As of Oct. 15, just shy of 2.5 million North Carolinians are registered with the Democratic Party; Republicans number just north of 2.2 million. But more than 2.6 million are registered as independent, or “Unaffiliated” in the state’s official language. And nobody, really, knows who they are.
Surely a lot of them are conservatives who see RINOs everywhere in the legacy GOP operation; perhaps just as many are young voters who distrust all party politics; many must be disillusioned progressives who can no longer relate to the Democrats; some may acknowledge the fallacy in thinking one ideology can come up with solutions to all our society’s ills.
But no one has any hard numbers on this, and it’s blowing electoral politics all to hell in NC, where even seasoned candidates and their fixers can’t read the tea leaves clearly.
It’s a good thing.

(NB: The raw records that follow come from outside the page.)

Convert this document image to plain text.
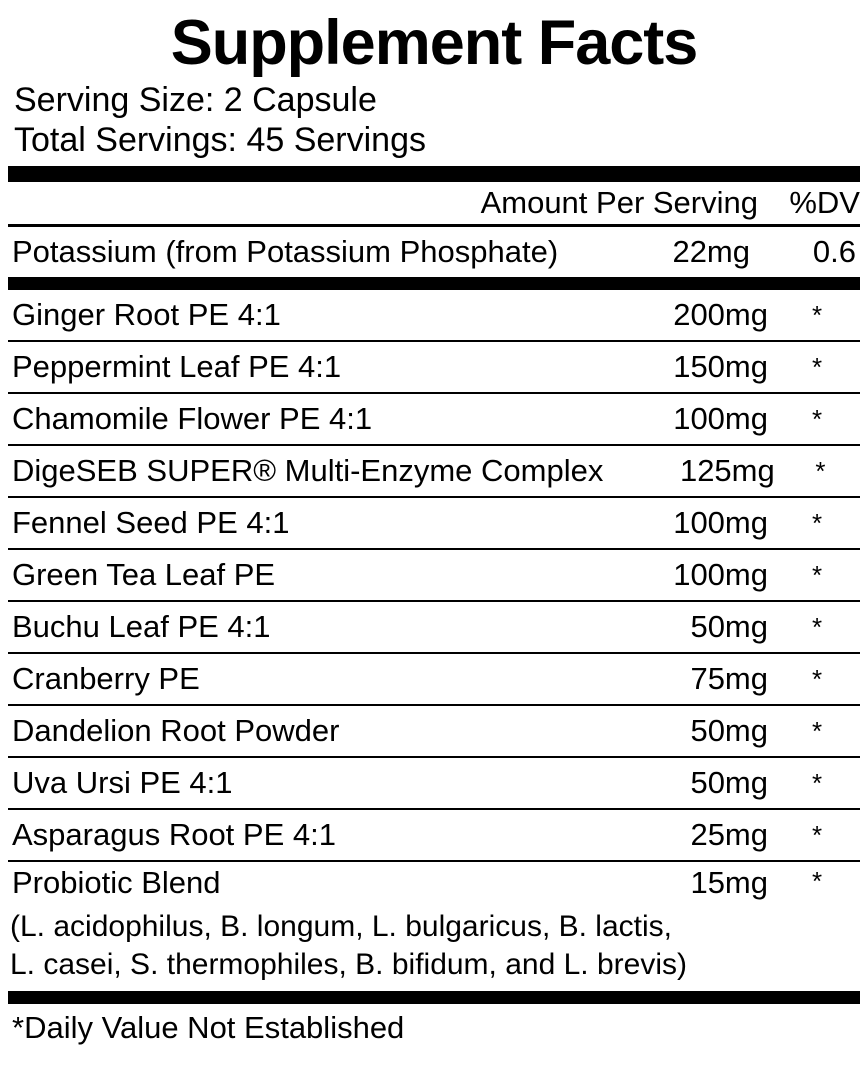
Supplement Facts
Serving Size: 2 Capsule
Total Servings: 45 Servings
Amount Per Serving	%DV
Potassium (from Potassium Phosphate)	22mg	0.6
Ginger Root PE 4:1	200mg	*
Peppermint Leaf PE 4:1	150mg	*
Chamomile Flower PE 4:1	100mg	*
DigeSEB SUPER® Multi-Enzyme Complex	125mg	*
Fennel Seed PE 4:1	100mg	*
Green Tea Leaf PE	100mg	*
Buchu Leaf PE 4:1	50mg	*
Cranberry PE	75mg	*
Dandelion Root Powder	50mg	*
Uva Ursi PE 4:1	50mg	*
Asparagus Root PE 4:1	25mg	*
Probiotic Blend	15mg	*
(L. acidophilus, B. longum, L. bulgaricus, B. lactis,
L. casei, S. thermophiles, B. bifidum, and L. brevis)
*Daily Value Not Established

When one registers to a political party, they are basically saying, “I will vote for you candidate no matter what.” Not always, of course, but enough to base election math on it. The converse is also true: The unaffiliated voter is saying, “I will vote for whomever I agree with the most about X.” The X, of course, is a moving target. Could be gun rights. Could be abortion access.
And the unaffiliated voters are voting! Of the 36,197 votes cast by mail before the cutoff day on Tuesday, 12,057 of them came from unaffiliated voters, compared to 5,916 Republican and 18,153 Democrats.
What does that mean? Nobody knows!
Regardless of its detrimental effect on election handicapping, we all benefit from large numbers of unaffiliated voters. Party registration is one of the mechanisms for partisan gerrymandering, remember. Party politics are more divisive than college basketball in our state. And when politicians can no longer rely on political parties to get them elected, it forces them to consider their positions more closely.
It’s hard for candidates to play to the room when they cannot get a read.